We can work on this. It's likely to take a while to resolve your issues though, as it will depend on people upgrading to the release that has this addressed.
It would also be interesting to think of a way that you would be able to identify the client that has caused this. If you get a lot of FBLs on a client, it may be sensible to shut them down. That's beneficial to both you and phpList as the last thing we'd want is for both your service and phpList to be associated with unsolicited email (kind of maybe too late, but you can always try).
Additionally, you could bounce people off to our service, and make it solely our problem. But that's up to you, depending on the revenue it creates.
Thanks!
We can work on this. It's likely to take a while to resolve your issues though, as it will depend on people upgrading to the release that has this addressed.
That's perfectly clear.
It would also be interesting to think of a way that you would be able to identify the client that has caused this.
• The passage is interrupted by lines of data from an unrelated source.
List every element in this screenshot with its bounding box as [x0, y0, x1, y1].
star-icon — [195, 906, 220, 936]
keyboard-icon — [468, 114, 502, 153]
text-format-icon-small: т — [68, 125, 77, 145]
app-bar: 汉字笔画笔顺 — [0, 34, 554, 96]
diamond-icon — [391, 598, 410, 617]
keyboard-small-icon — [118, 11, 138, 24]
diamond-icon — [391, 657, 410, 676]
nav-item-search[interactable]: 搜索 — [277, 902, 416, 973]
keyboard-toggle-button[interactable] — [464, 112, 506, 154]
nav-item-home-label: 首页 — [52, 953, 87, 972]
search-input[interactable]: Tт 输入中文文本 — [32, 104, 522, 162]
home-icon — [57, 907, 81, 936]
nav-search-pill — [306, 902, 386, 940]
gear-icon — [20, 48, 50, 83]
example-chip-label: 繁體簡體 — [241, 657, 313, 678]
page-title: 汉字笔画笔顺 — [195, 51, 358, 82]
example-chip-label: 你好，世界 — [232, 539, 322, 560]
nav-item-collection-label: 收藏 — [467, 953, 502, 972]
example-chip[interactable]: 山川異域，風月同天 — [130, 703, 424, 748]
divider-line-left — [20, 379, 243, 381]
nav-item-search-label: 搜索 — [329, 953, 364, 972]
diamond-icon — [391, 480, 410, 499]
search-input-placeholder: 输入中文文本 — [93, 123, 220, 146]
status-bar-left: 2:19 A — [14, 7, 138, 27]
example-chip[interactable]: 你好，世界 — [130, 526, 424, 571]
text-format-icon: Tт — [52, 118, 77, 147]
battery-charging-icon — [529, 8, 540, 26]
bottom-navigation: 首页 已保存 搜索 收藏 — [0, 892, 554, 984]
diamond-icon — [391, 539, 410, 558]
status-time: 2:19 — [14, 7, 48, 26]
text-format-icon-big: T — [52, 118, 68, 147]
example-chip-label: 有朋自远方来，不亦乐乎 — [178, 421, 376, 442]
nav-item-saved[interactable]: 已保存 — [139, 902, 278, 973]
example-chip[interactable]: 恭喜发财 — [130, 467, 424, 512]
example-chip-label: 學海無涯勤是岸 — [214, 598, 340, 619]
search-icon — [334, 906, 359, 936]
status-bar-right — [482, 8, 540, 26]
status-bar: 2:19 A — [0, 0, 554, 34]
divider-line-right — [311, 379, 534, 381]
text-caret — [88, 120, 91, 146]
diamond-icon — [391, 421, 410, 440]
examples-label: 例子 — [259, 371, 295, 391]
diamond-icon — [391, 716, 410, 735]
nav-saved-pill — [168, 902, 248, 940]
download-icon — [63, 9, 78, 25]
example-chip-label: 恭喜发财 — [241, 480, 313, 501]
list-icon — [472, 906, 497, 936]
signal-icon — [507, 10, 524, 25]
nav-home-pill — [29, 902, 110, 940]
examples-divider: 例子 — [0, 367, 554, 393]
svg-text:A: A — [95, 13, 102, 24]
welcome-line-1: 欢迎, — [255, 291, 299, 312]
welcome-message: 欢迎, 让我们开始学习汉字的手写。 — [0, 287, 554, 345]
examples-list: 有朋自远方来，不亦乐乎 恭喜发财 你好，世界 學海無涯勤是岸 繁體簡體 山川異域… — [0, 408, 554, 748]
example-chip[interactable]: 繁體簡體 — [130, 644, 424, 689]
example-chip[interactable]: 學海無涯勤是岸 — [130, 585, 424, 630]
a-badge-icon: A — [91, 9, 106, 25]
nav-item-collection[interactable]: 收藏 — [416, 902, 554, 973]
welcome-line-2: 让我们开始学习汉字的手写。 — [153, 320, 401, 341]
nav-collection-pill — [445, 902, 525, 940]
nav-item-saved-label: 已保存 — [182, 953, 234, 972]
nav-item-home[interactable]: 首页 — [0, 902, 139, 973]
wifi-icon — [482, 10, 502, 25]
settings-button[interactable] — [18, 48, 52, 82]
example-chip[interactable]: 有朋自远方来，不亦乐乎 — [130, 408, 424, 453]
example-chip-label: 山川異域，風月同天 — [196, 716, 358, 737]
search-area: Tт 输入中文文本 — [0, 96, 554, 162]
Yes, definitely. One could think of another 2nd argument which is non-secret but unique / uuid-like and needs to be passed to the processqueue URL, which is then added to the emails as a header. In the FBL reports, we could just parse out that header and find the cron job which has the uuid in its URL...
Additionally, you could bounce people off to our service, and make it solely our problem. But that's up to you, depending on the revenue it creates.
All we could do is try to match the URL pattern and "guess" that phpList is invoked. We can't possibly check all the jobs manually...
This popped up again, and we always risk shutdown/block of our servers due to this. I would really appreciate if phpList could stop injecting these false headers.